For two reasons, I couldn't correct him. First, I didn't know for certain he was wrong. Second, he wasn't speaking to me.

He planted a puzzle of the type I can't leave alone. Finding the answers, right or wrong, would give readers of this column a needed edge in the game of cocktail chatter.

Turned out the man with the double-double was both right and wrong.

There was a summerless year. I found reference to it in the 1968 book by Harry J. Walker, Carleton Saga, printed by Runge Press. "The year of 1816 was the ultimate in human misery ever experienced in the Ottawa district and in fact throughout Upper Canada."

The volcano he referred to could only have been Krakatoa in the Indian Ocean.

When it blew its top, it created what was likeliest the loudest noise ever on the planet. It threw an estimated 25 cubic kilometres of earth into the atmosphere, and it did indeed affect weather around the world. It also killed 36,417 people.

But it happened Aug. 26, 1883.

Getting back to the year when summer didn't happen: It's why Maritimers are called Bluenosers.

It started to snow in June, 1816, Harry Walker said, using diaries of the day as a source.

It wasn't happening just in the area that is now Ottawa, but through much of what is now Ontario and Quebec. This part of the world was a collection of pioneer farms, and Ira Honeywell, the founder of Nepean, made an "epic" trip to Prescott to fetch flour.

He shared it with his neighbours, Abram Dow (Dow's Lake) and Brad Billings (Billings Bridge).

Practically nothing was gathered in the way of a crop. People survived for 12 months without fruit or vegetables.
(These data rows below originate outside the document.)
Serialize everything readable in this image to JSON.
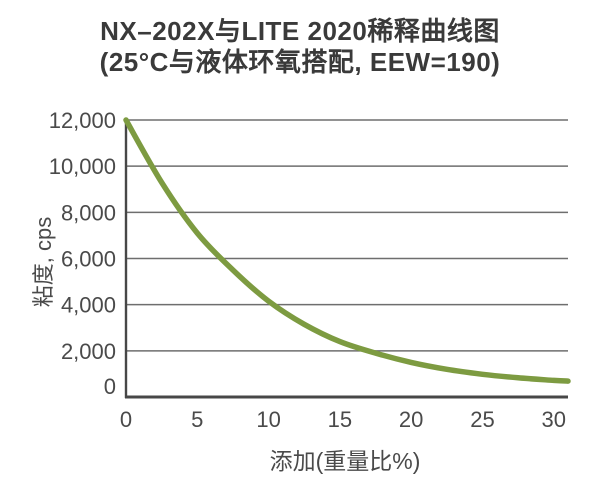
{
  "page": {
    "background": "#ffffff"
  },
  "colors": {
    "curve": "#7d9b41",
    "gridline": "#6e6e6e",
    "axis": "#474747",
    "title_text": "#3a3a3a",
    "tick_text": "#4a4a4a"
  },
  "chart_data": {
    "type": "line",
    "title": "NX–202X与LITE 2020稀释曲线图",
    "subtitle": "(25°C与液体环氧搭配, EEW=190)",
    "xlabel": "添加(重量比%)",
    "ylabel": "粘度, cps",
    "xlim": [
      0,
      31
    ],
    "ylim": [
      0,
      12000
    ],
    "x_ticks": [
      {
        "value": 0,
        "label": "0"
      },
      {
        "value": 5,
        "label": "5"
      },
      {
        "value": 10,
        "label": "10"
      },
      {
        "value": 15,
        "label": "15"
      },
      {
        "value": 20,
        "label": "20"
      },
      {
        "value": 25,
        "label": "25"
      },
      {
        "value": 30,
        "label": "30"
      }
    ],
    "y_ticks": [
      {
        "value": 0,
        "label": "0"
      },
      {
        "value": 2000,
        "label": "2,000"
      },
      {
        "value": 4000,
        "label": "4,000"
      },
      {
        "value": 6000,
        "label": "6,000"
      },
      {
        "value": 8000,
        "label": "8,000"
      },
      {
        "value": 10000,
        "label": "10,000"
      },
      {
        "value": 12000,
        "label": "12,000"
      }
    ],
    "grid": "horizontal-only",
    "legend": "none",
    "series": [
      {
        "color": "#7d9b41",
        "points": [
          [
            0,
            12000
          ],
          [
            2.5,
            9300
          ],
          [
            5,
            7100
          ],
          [
            7.5,
            5500
          ],
          [
            10,
            4150
          ],
          [
            12.5,
            3150
          ],
          [
            15,
            2400
          ],
          [
            17.5,
            1900
          ],
          [
            20,
            1500
          ],
          [
            22.5,
            1200
          ],
          [
            25,
            985
          ],
          [
            27.5,
            830
          ],
          [
            30,
            720
          ],
          [
            31,
            690
          ]
        ]
      }
    ]
  }
}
Cattle starved or were eaten, and when they were gone, the meat on the table was venison, porcupine and groundhog. "The winter of horror" was followed by a bumper crop, and much of that was due to the arrival of settlers from Nova Scotia.
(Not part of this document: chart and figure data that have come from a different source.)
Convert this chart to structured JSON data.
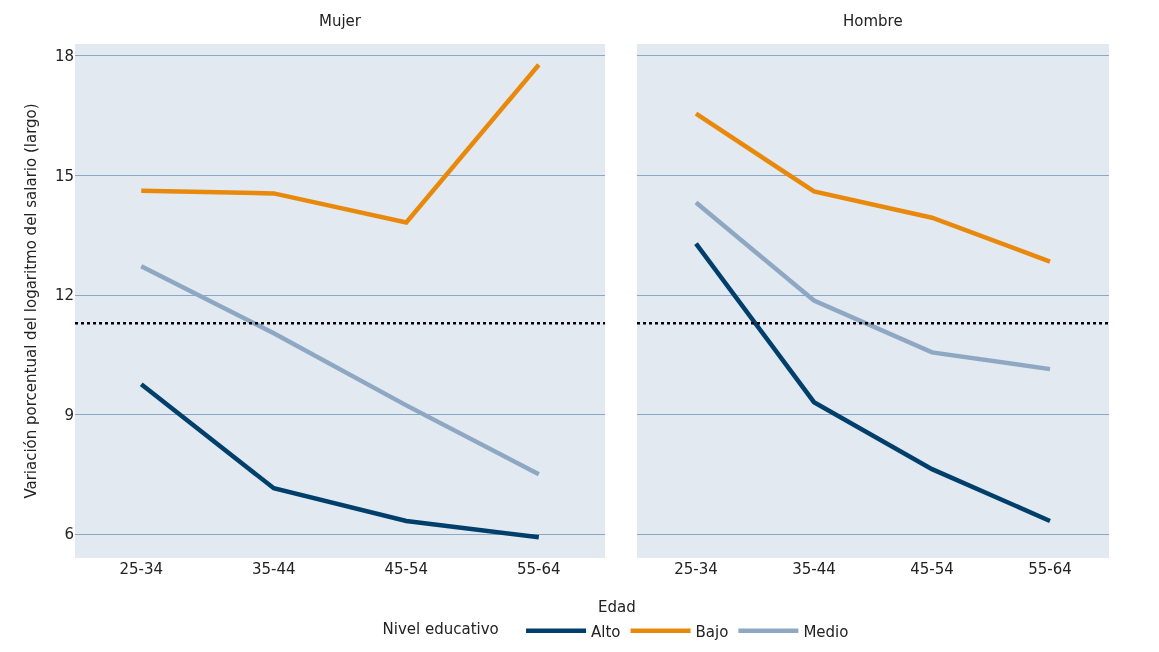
{
  "chart_data": [
    {
      "type": "line",
      "title": "Mujer",
      "xlabel": "Edad",
      "ylabel": "Variación porcentual del logaritmo del salario (largo)",
      "legend_title": "Nivel educativo",
      "legend": "bottom",
      "grid": "y",
      "categories": [
        "25-34",
        "35-44",
        "45-54",
        "55-64"
      ],
      "ylim": [
        5.4,
        18.3
      ],
      "yticks": [
        6,
        9,
        12,
        15,
        18
      ],
      "series": [
        {
          "name": "Alto",
          "color": "#003f6b",
          "values": [
            9.76,
            7.15,
            6.33,
            5.92
          ]
        },
        {
          "name": "Bajo",
          "color": "#e8890c",
          "values": [
            14.62,
            14.55,
            13.82,
            17.78
          ]
        },
        {
          "name": "Medio",
          "color": "#8ea8c3",
          "values": [
            12.72,
            11.04,
            9.23,
            7.5
          ]
        }
      ],
      "ref_lines": [
        {
          "axis": "y",
          "value": 11.29,
          "color": "#000000",
          "line_style": "dotted"
        }
      ]
    },
    {
      "type": "line",
      "title": "Hombre",
      "grid": "y",
      "tick_labels": "x",
      "categories": [
        "25-34",
        "35-44",
        "45-54",
        "55-64"
      ],
      "ylim": [
        5.4,
        18.3
      ],
      "yticks": [
        6,
        9,
        12,
        15,
        18
      ],
      "series": [
        {
          "color": "#003f6b",
          "values": [
            13.29,
            9.31,
            7.63,
            6.33
          ]
        },
        {
          "color": "#e8890c",
          "values": [
            16.55,
            14.6,
            13.94,
            12.84
          ]
        },
        {
          "color": "#8ea8c3",
          "values": [
            14.32,
            11.86,
            10.56,
            10.14
          ]
        }
      ],
      "ref_lines": [
        {
          "axis": "y",
          "value": 11.29,
          "color": "#000000",
          "line_style": "dotted"
        }
      ]
    }
  ]
}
They brought with them the seeds for a new potato crop, and shared them with their new neighbours. The hardy new potatoes had a blue point and the farmers of Upper Canada named them "bluenosers." The name was also applied, in friendly appreciation, to the new arrivals.

As for the winter with the worst snow, according to Walker, that would have been 1869. It started to snow heavily Feb. 11 "and scarcely stopped until well after St. Patrick's Day."

Some believed the snow was to punish the population for its morbid curiosity. The day it started, thousands had turned out to watch the public hanging of Patrick Whelan for the murder of Thomas D'Arcy McGee. It was the last public hanging in Ottawa, and many attendees who headed home to places like Bells Corners, Richmond and South March, didn't make it. They were forced to seek shelter in homes along the way, planning to continue when the storm let up. Most spent weeks waiting.

Walker had access to a diary kept by farmer William Upton. His farm would eventually become Uplands Airport and the Ottawa Hunt and Golf Club. Upton kept a daily record of the unusually cold temperatures and the record-setting snowstorms. With no mechanized snowplows or telephones, individual groups were on their own.

Worried about a daughter who had travelled to Manotick, Upton mounted a rescue expedition. He found her party trapped in deep snow. With his help, they dug out the horses and found their way to a farm home.

Food for people and their animals was running out in Ottawa and the rural areas. The federal government ordered troops out to open the rail line from Ottawa to Prescott. A train trapped in a cut, according to witnesses, was under more than six metres of snow. Upton recorded the temperature at minus 18 on April 13.